Attar /évaluation de Sonatrach : nous ne sommes pas venus pour se venger mais…
C’était sa première apparition médiatique depuis sa nomination. Le ministre de l’Energie, Abdelmadjid Attar, a abordé ce lundi dans une interview exclusive, plusieurs points importants, mettant en lumière les grands défis auxquels sera confronté le secteur de l’énergie en Algérie.
Invité ce matin sur le plateau d’Ennahar TV, le ministre de l’Énergie donne un éclairage sur l’évaluation engagé au niveau de la Compagnie nationale des hydrocarbures (Sonatrach) . A ce prpos, le ministre tient à préciser que l’évaluation du géant algérien ne vise pas le règlement des comptes.”L’évaluation du patrimoine de Sonatrach est engagée par une entreprise nationale, car nous devons travailler pour restaurer la stabilité et la confiance au sein du groupe”, a déclaré le ministre, ajoutant que nous ne visons pas à régler des comptes ou à se venger, mais plutôt à développer un modèle de gestion et à faire avancer Sonatrach”.

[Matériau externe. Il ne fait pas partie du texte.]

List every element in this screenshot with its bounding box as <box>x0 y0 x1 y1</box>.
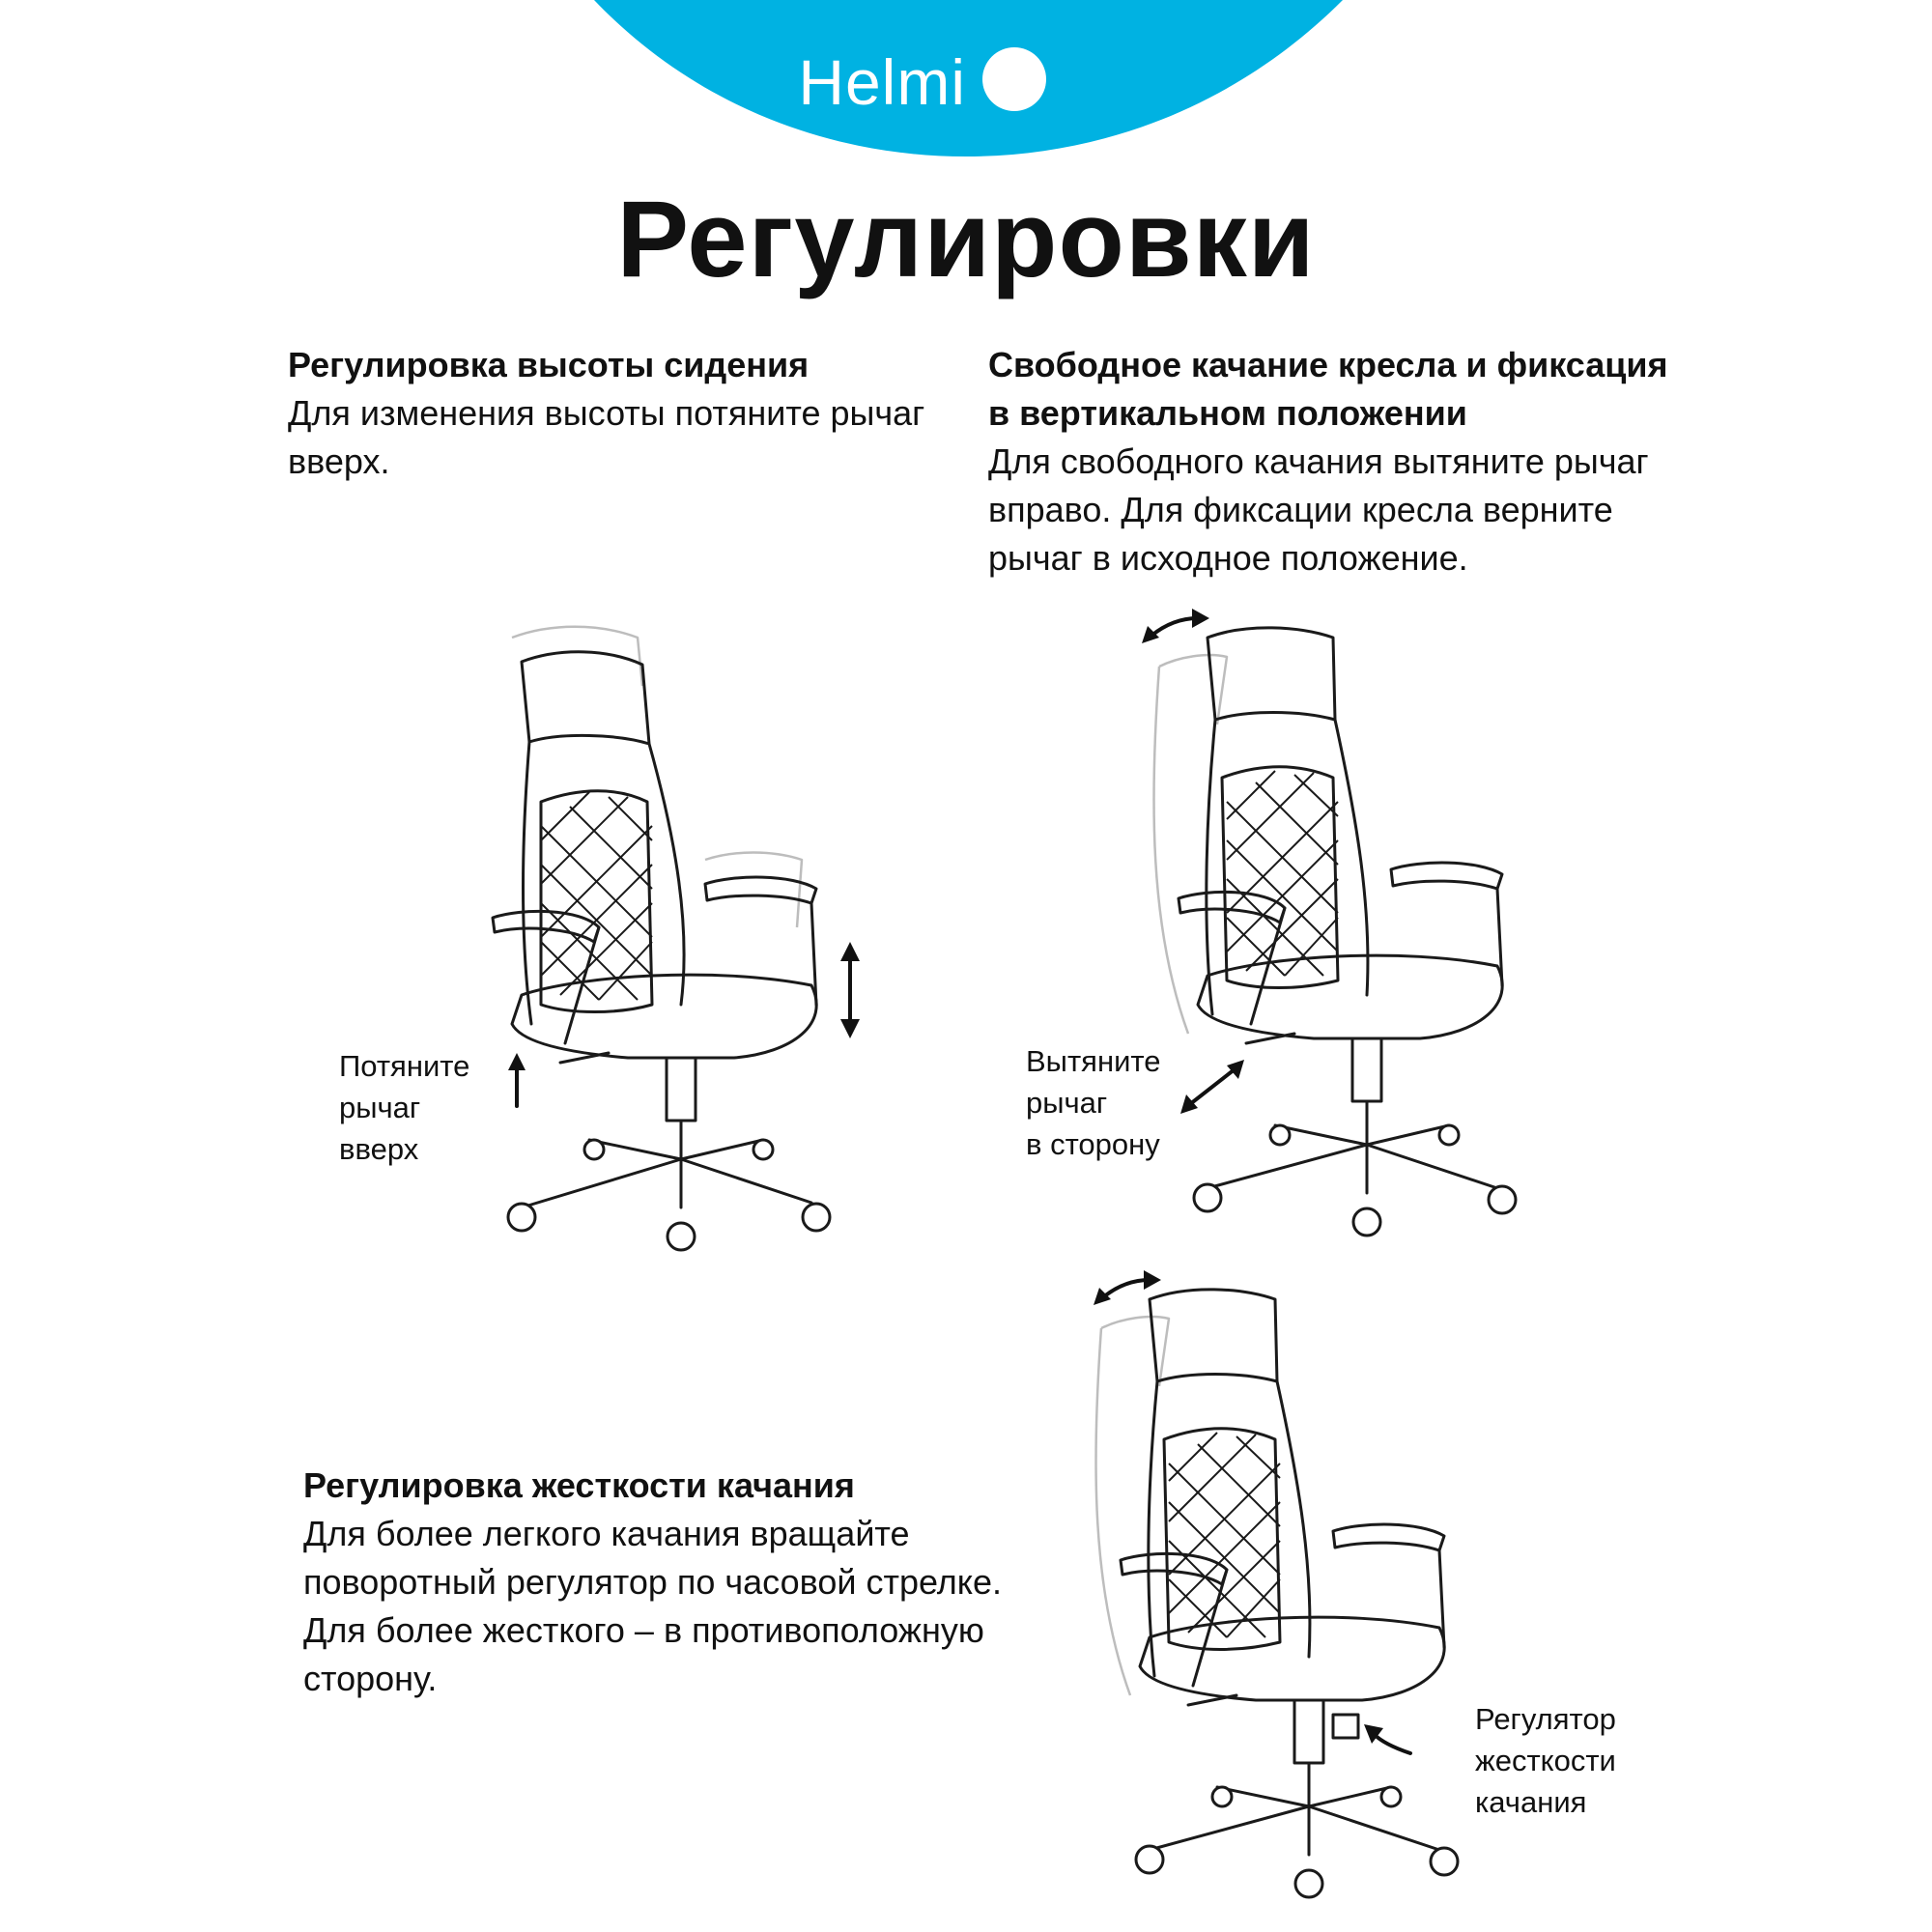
chair-drawing <box>1121 1290 1458 1897</box>
section-tension <box>303 1462 1095 1703</box>
section-tilt-heading-line: в вертикальном положении <box>988 393 1467 433</box>
page-title: Регулировки <box>616 179 1316 299</box>
brand-arc <box>594 0 1343 156</box>
chair-illustration-height <box>483 618 869 1256</box>
vertical-double-arrow-icon <box>840 942 860 1038</box>
up-arrow-icon <box>502 1053 531 1111</box>
caption-line: жесткости <box>1475 1744 1616 1777</box>
section-tilt-text-line: Для свободного качания вытяните рычаг <box>988 441 1649 481</box>
section-height-text-line: Для изменения высоты потяните рычаг <box>288 393 925 433</box>
section-tilt-text-line: вправо. Для фиксации кресла верните <box>988 490 1613 529</box>
brand-logo-text: Helmi <box>798 46 966 118</box>
section-tilt <box>988 341 1761 582</box>
caption-line: вверх <box>339 1132 419 1166</box>
diagonal-double-arrow-icon <box>1179 1058 1246 1116</box>
chair-drawing <box>493 652 830 1250</box>
curved-arrow-icon <box>1364 1724 1410 1753</box>
section-height <box>288 341 983 486</box>
section-height-text-line: вверх. <box>288 441 390 481</box>
caption-line: рычаг <box>339 1091 421 1124</box>
section-tension-text-line: поворотный регулятор по часовой стрелке. <box>303 1562 1002 1602</box>
brand-header <box>0 0 1932 164</box>
chair-illustration-tilt <box>1140 609 1546 1256</box>
section-tension-text-line: Для более легкого качания вращайте <box>303 1514 910 1553</box>
caption-line: рычаг <box>1026 1086 1108 1120</box>
section-tilt-heading-line: Свободное качание кресла и фиксация <box>988 345 1668 384</box>
caption-line: Регулятор <box>1475 1702 1616 1736</box>
section-height-heading: Регулировка высоты сидения <box>288 345 810 384</box>
caption-pull-up <box>339 1045 469 1170</box>
chair-illustration-tension <box>1092 1270 1497 1918</box>
section-tilt-text-line: рычаг в исходное положение. <box>988 538 1468 578</box>
caption-line: качания <box>1475 1785 1587 1819</box>
section-tension-heading: Регулировка жесткости качания <box>303 1465 855 1505</box>
chair-drawing <box>1179 628 1516 1236</box>
section-tension-text-line: сторону. <box>303 1659 438 1698</box>
caption-line: Вытяните <box>1026 1044 1161 1078</box>
section-tension-text-line: Для более жесткого – в противоположную <box>303 1610 984 1650</box>
curved-double-arrow-icon <box>1142 609 1209 643</box>
caption-line: Потяните <box>339 1049 470 1083</box>
caption-line: в сторону <box>1026 1127 1160 1161</box>
brand-logo-circle-icon <box>982 47 1046 111</box>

Baisse des exportations au premier trimestre 2020
Concernant les exportations de gaz en Algérie en 2019, le ministre Attar a passé en revue les chiffres les plus importants en indiquant que : “Les exportations de gaz ont atteint 45 milliards de mètres cubes en 2019, alors qu’elles ont atteint environ 22 milliards de mètres cubes au premier trimestre de l’année en cours”, tandis que la production de gaz a atteint en 2019, environ 95 milliards de mètres cubes, soit le même volume attendu en 2020″.
Le ministre a indiqué également que les exportations de gaz entre 2025/2030 se situeront entre 26 et 30 milliards de mètres cubes et que les réserves de gaz naturel de l’Algérie sont estimées à plus de 2500 milliards de mètres cubes. Toutefois, il fera part de la baisse de la production et des exportations de gaz à partir de 2025.L’Algérie peut exporter 52 milliards de mètres cubes de gaz par an,a t-il encore ajouté.
Pas ailleurs, le ministre a estimé que l’exploitation du gaz de schiste et en offshore en Algérie n’est pas prioritaire.